Internacional

Brasileiros podem ser despedidos por recusar a vacina da covid-19

A justiça considerou que a recusa de um indivíduo não pode pôr em risco os seus colegas. Até Bolsonaro mudou de ideias quanto à vacina.

 

A justiça do Brasil, um país onde o movimento antivacinação tem crescido a olhos vistos, tomou um passo sem precedentes na obrigatoriedade da vacina contra a covid-19. As orientações do Ministério Público do Trabalho (MPT) brasileiro permitem que trabalhadores que recusem tomar a vacina, sem apresentar uma justificação médica válida, possam ser despedidos com justa causa pela sua empresa, avançou o Estadão. O caso choca com a posição de Jair Bolsonaro, crítico da vacinação, que prometera que esta não seria obrigatória. Contudo, não é primeira vez que outras esferas de poder fazem uma desfeita ao Presidente - no início da pandemia, quando este recusava o confinamento, os governadores impuseram-no em boa parte dos estados. 

A leitura do MPT é que a mera recusa de um indivíduo em ser vacinado não pode servir para pôr em causa a saúde dos seus colegas, em tempo de pandemia. O órgão judicial garante que, neste tipo de casos, a demissão deve ser o último recurso - mas o que não falta é gente insatisfeita com a medida. 

“Na questão trabalhista é preciso ter muita serenidade. A recusa em tomar vacina não pode ser automaticamente uma demissão por justa causa”, garantiu Alberto Balazeiro, procurador-geral do MPT.

“Todos temos amigos e parentes que recebem diariamente fake news sobre vacinas. O primeiro papel do empregador é trabalhar com informação para os empregados”, exemplificou, citado pelo jornal brasileiro, justificando que “o interesse coletivo sempre vai se sobrepor ao interesse individual. A solidariedade é um princípio fundamental da Constituição”.
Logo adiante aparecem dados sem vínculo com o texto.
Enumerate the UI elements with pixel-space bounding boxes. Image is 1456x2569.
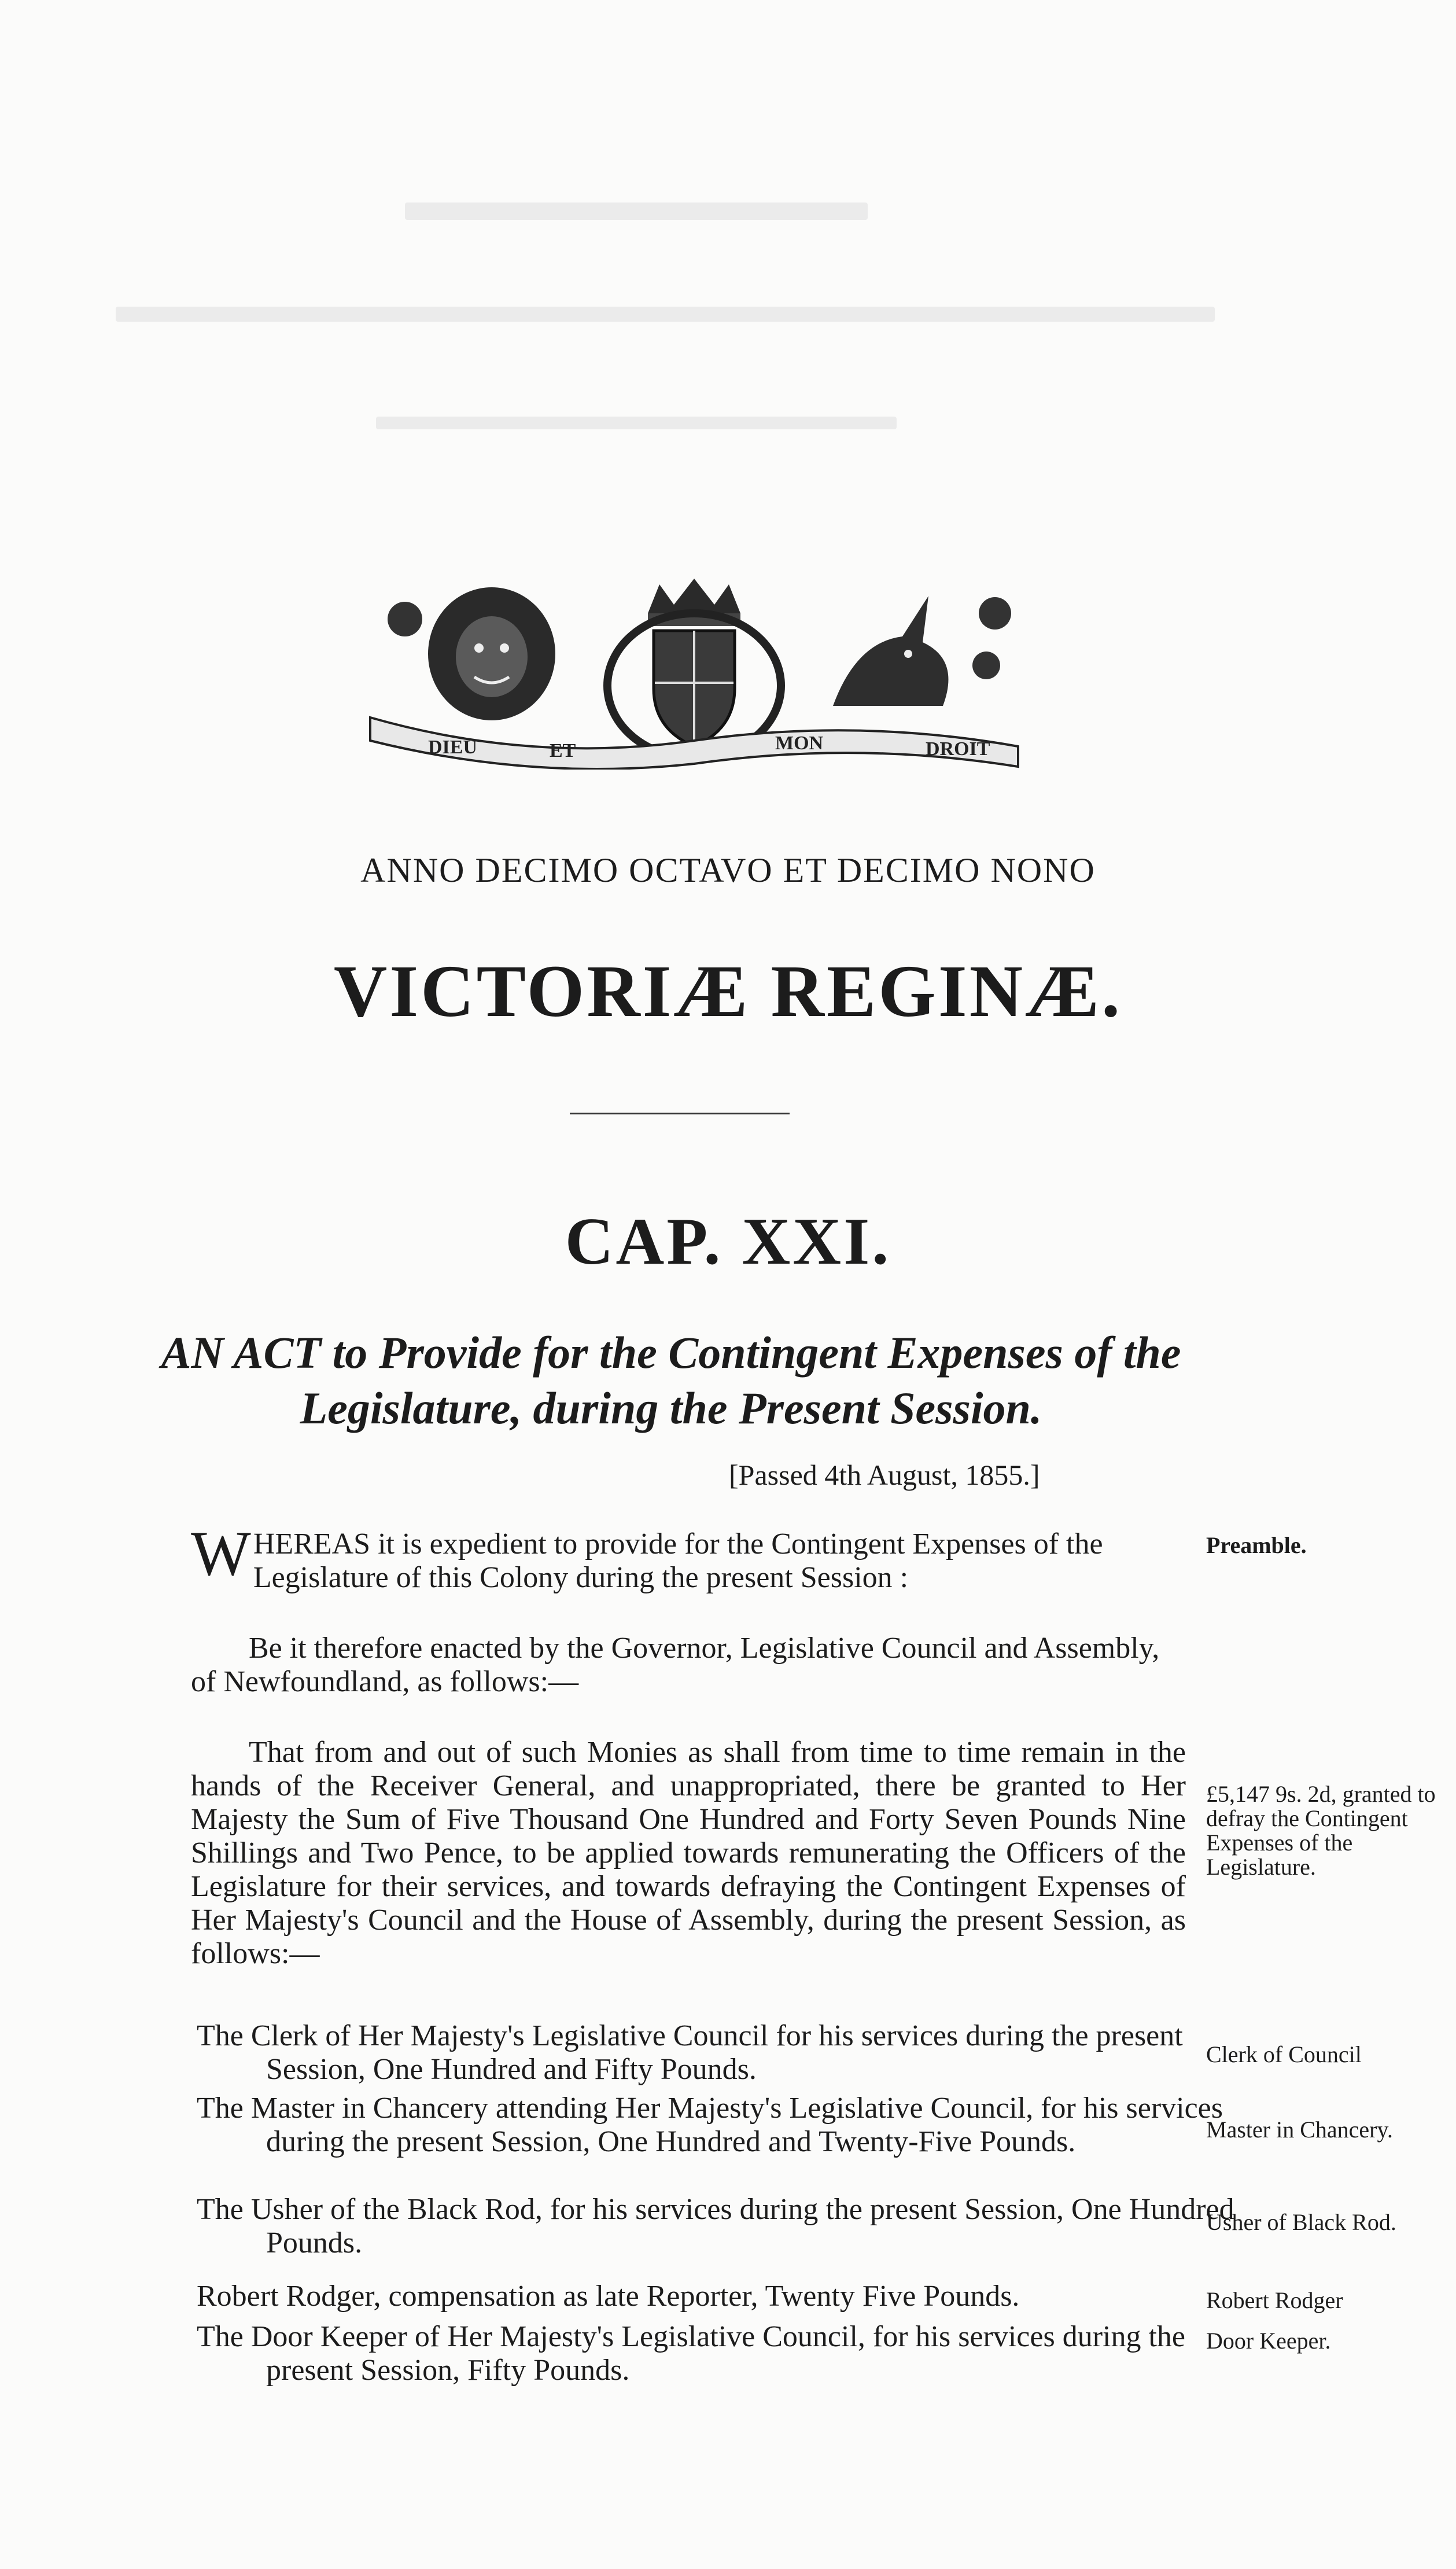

A novidade não é que os cidadãos possam ser punidos por recusar serem vacinados no Brasil, onde até o voto é obrigatório. Em dezembro, o Supremo Tribunal já permitira ao Governo federal, aos estados e aos municípios aplicar sanções indiretas, como multas ou limitações de movimento, a quem recusasse ser inoculado ou inocular os filhos - a novidade é que empresas tenham autoridade para dar esse passo. 

 

Debate O caso acende o debate acerca da compulsividade da vacinação, algo premente como nunca, com o mundo desesperado por chegar à imunidade de grupo contra a covid-19 - que se estima surgir a partir dos 70% de imunidade - e a crescente percentagem de negacionistas. 

Na primeira ronda de vacinações, não parece haver grande necessidade de obrigação de toma da vacina - nesta altura, é difícil arranjar vacina para quem queira tomar, quanto mais para quem não queira. Mas isso pode mudar em breve, considera a National Geographic.

“Este é o futuro, como alguns peritos o veem”, aponta a revista. ”Um mundo em que precisarás de mostrar que foste inoculado contra o novo coronavírus para assistir a um evento desportivo, ir à manicura, trabalhar ou entrar num comboio”.

Outros veem perigos nesta possibilidade. “A vacinação obrigatória não aumenta automaticamente a toma”, avisou Vageesh Jain, investigador no National Institute for Health Research, ao Conversation. “E como ferramenta para combater anti-vaxxers, a obrigação da vacinação é problemática”, notou o cientista. “Um mandato do Governo não só será resistido com uma teimosia inabalável como será utilizado para recrutar outros para a causa deles”. 

 

Reviravolta Entretanto, até Bolsonaro voltou atrás na sua oposição à vacinação, garantindo que “nunca” foi contra a vacina, esta terça-feira. Uma “mentira descarada”, escreveu o Brasil 24/7 - qualificação que se repetiu pela imprensa brasileira fora, que recordou episódios como quando o Presidente referiu que quem tomasse a vacina podia “virar jacaré”. 

Apesar das dúvidas quanto à sinceridade de Bolsonaro, o seu impacto é notório. Desde que se mostrou favorável à vacinação em massa pela primeira vez, a 27 de janeiro, houve uma quebra de 85% nos tweets contra a vacinação no Brasil, mostra um estudo da Zygon, publicado na quarta-feira.

“A rendição de Bolsonaro à vacinação - que agora, finalmente, ele vê como maior oportunidade para a recuperação econômica - mostra que a responsabilidade de um Governo vai além das ações”, argumentou um colunista do UOL. "A péssima gestão da pandemia por Bolsonaro não está restrita às ações (ou à falta de ações) de seu governo. Ela aparece também em cada uma das declarações desastrosas, que promoviam confusão e desinformação".